Anssi

**Name of the Vulnerable Software and Affected Versions** Linux kernel (affected versions not specified) **Description** A vulnerability in the Linux kernel has been resolved. The issue was related to the HID pidff, where the pool report was sometimes incorrect, causing problems on certain devices, such as the VRS DirectForce PRO. The fix involves refetching the pool report before accessing its fields to prevent potential issues, including infinite loop scenarios. **Recommendations** At the moment, there is no information about a newer version that contains a fix for this vulnerability.

**Name of the Vulnerable Software and Affected Versions** Flowplayer HTML5 version 5.4.1 **Description** A cross-site scripting (XSS) issue exists, allowing remote attackers to inject arbitrary web script or HTML via the `callback` parameter in the Flash fallback feature. This is related to a previous issue. **Recommendations** For version 5.4.1, avoid using the `callback` parameter in the Flash fallback feature until a fix is available. As a temporary workaround, consider restricting access to the Flash fallback feature to minimize the risk of exploitation.

**Name of the Vulnerable Software and Affected Versions** Flowplayer HTML5 version 5.4.3 **Description** The issue is related to a cross-site scripting (XSS) vulnerability in the Flash fallback feature.
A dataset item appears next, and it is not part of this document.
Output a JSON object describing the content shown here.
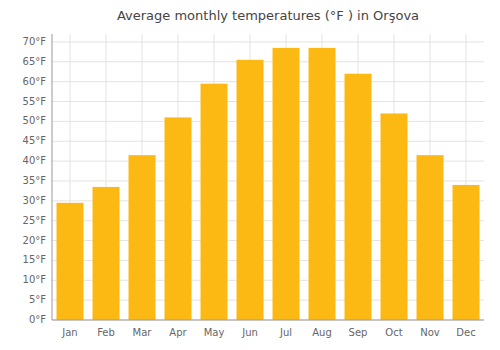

This vulnerability allows remote attackers to inject arbitrary web script or HTML by using URL encoding within the `callback` parameter name. **Recommendations** For Flowplayer HTML5 version 5.4.3, consider disabling the Flash fallback feature or restricting the use of the `callback` parameter to minimize the risk of exploitation. Avoid using URL encoding within the `callback` parameter name until the issue is resolved.